Prove that \(\cos \left( {{{\sin }^{ - 1}}x} \right) = \sqrt {1 - {x^2}} \).

Short answer

It is proved that \(\cos \left( {{{\sin }^{ - 1}}x} \right) = \sqrt {1 - {x^2}} \).

Step-by-step solution

Show that \(\cos \left( {{{\sin }^{ - 1}}x} \right) = \sqrt {1 - {x^2}} \)

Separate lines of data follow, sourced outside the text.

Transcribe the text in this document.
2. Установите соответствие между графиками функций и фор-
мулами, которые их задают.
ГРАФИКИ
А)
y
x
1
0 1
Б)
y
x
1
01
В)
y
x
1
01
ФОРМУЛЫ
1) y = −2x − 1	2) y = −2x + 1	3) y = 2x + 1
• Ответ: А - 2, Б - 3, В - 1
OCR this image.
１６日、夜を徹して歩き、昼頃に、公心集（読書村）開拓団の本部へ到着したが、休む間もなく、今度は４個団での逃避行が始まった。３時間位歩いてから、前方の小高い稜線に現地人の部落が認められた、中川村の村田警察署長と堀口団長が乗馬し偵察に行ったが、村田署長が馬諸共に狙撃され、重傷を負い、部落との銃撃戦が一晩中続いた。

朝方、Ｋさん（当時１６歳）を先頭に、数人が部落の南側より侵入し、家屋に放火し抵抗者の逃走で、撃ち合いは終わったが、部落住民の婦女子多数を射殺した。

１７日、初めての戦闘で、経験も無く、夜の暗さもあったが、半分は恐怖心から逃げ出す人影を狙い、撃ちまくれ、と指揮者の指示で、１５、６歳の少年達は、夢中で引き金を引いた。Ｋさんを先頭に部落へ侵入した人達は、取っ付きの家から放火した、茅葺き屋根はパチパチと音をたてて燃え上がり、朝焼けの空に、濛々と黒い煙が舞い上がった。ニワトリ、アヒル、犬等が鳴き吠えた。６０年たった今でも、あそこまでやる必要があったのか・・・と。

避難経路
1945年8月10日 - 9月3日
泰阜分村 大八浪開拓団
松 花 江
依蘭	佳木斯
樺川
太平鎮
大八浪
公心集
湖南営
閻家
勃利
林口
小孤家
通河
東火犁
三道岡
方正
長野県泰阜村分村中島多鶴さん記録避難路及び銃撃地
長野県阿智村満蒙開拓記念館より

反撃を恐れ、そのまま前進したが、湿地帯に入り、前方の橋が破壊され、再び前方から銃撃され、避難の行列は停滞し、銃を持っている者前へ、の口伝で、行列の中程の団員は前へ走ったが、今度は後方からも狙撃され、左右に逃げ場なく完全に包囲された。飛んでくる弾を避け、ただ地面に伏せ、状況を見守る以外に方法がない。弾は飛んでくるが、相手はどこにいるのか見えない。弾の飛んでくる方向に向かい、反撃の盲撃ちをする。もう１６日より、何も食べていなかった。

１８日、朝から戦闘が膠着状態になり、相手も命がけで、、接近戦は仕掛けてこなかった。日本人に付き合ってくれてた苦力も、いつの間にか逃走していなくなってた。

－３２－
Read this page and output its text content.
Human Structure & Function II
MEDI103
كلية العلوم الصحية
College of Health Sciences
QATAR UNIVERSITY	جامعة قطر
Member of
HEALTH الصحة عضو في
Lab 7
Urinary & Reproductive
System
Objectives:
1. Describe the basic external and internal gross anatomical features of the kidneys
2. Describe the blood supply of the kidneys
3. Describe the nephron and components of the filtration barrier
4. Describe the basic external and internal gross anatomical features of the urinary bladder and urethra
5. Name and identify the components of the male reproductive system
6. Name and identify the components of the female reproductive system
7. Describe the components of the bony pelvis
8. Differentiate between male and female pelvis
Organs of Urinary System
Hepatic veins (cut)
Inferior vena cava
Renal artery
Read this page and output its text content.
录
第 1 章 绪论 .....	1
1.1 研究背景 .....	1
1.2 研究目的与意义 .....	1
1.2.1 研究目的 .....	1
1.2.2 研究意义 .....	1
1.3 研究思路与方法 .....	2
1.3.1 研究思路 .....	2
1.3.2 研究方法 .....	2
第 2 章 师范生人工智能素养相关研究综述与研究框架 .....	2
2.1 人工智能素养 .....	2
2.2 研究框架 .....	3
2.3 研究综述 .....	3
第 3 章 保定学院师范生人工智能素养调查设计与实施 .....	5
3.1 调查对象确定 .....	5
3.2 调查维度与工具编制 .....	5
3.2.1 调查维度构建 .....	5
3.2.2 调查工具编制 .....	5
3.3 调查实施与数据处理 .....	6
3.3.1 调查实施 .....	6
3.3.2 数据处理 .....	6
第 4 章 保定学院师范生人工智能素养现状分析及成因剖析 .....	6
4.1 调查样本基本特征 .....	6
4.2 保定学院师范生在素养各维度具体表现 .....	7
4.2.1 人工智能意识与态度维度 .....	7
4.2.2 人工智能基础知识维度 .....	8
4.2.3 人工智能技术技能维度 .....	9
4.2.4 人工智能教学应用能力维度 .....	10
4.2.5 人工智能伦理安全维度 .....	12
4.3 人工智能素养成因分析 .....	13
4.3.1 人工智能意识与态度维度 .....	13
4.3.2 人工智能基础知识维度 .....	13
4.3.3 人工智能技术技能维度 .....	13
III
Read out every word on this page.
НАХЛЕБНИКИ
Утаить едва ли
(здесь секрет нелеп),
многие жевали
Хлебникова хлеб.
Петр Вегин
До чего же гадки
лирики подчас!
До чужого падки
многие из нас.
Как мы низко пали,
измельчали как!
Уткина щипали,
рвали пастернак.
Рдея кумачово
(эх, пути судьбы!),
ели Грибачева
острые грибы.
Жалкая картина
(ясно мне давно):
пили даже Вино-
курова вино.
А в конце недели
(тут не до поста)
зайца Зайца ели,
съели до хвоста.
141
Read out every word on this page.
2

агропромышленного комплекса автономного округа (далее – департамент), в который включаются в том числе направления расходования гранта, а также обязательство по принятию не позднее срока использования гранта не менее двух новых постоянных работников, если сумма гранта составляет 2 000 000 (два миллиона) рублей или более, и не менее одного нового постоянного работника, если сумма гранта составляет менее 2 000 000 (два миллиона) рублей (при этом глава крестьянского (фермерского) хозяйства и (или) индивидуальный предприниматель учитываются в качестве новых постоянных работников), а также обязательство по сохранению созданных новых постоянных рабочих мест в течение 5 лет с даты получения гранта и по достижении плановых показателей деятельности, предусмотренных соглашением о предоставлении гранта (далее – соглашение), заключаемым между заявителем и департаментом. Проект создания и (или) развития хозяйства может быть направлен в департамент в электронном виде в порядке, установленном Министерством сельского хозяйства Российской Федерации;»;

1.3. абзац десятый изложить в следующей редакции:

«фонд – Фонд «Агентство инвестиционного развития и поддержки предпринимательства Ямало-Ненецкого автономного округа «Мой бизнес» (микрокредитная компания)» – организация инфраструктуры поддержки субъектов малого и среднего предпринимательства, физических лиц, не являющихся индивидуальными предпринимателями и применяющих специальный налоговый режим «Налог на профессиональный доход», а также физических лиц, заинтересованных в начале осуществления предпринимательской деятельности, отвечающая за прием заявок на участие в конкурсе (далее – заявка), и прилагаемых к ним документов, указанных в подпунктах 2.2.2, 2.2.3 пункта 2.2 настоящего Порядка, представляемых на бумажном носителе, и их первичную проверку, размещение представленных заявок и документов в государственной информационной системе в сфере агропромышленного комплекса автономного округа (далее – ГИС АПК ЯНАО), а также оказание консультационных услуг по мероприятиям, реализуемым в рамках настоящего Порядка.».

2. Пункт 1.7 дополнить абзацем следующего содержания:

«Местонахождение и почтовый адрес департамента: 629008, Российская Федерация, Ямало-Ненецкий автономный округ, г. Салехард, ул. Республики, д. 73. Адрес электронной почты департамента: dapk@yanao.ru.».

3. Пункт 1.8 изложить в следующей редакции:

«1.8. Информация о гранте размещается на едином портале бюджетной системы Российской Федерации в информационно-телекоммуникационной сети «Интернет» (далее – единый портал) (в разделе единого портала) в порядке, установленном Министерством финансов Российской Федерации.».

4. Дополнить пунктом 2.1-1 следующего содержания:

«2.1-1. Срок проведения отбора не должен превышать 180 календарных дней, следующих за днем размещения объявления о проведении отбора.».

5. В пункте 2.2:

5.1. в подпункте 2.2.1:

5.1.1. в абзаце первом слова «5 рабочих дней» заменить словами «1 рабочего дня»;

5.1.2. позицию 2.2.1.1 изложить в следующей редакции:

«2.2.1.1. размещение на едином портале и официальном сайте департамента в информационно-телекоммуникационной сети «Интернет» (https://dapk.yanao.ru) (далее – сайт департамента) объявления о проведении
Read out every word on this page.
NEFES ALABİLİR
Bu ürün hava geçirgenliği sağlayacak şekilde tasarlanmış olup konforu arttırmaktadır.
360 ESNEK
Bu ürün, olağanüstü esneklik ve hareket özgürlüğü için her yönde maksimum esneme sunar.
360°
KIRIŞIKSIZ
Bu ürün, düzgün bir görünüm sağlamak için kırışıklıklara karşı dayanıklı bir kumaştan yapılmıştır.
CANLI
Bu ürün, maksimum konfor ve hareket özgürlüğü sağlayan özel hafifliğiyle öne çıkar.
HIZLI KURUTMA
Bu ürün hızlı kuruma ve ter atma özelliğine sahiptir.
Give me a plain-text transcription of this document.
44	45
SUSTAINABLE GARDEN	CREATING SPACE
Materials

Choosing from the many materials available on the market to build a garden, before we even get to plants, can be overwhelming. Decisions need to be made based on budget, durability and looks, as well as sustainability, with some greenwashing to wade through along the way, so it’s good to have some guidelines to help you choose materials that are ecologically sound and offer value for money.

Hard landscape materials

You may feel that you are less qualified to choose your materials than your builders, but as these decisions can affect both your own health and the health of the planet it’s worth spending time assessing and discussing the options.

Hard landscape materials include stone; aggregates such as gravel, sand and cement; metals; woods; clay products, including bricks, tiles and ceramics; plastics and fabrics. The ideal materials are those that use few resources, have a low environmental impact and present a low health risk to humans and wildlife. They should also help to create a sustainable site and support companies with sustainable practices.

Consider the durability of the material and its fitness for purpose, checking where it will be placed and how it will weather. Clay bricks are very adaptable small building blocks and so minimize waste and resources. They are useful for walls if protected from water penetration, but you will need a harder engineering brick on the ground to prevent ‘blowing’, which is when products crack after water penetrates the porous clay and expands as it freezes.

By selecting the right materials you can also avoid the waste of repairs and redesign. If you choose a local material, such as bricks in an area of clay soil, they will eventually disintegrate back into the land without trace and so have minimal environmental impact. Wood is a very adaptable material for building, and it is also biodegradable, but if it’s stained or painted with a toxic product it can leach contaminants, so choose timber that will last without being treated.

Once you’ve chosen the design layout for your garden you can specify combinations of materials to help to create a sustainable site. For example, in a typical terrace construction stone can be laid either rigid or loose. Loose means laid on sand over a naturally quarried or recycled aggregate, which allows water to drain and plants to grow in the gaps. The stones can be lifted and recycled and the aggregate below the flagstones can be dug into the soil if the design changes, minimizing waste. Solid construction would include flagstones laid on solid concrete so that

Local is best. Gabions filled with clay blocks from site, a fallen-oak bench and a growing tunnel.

Suppose that \(y = {\sin ^{ - 1}}x\) then \( - \frac{\pi }{2} \le y \le \frac{\pi }{2} \Rightarrow \cos y \ge 0\). Therefore,

\(\cos \left( {{{\sin }^{ - 1}}x} \right) = \cos y\,\,\,\,\,\,\,\,\,\,\,{\rm{ }}\left\{ {\cos x = \sqrt {1 - {{\sin }^2}x} } \right\}\)

\( = \sqrt {1 - {{\sin }^2}y} \)

Simplify further

Here, \(y = {\sin ^{ - 1}}x\).

\(\cos \left( {{{\sin }^{ - 1}}x} \right) = \sqrt {1 - {x^2}} \)

Thus, it is proved that \(\cos \left( {{{\sin }^{ - 1}}x} \right) = \sqrt {1 - {x^2}} \).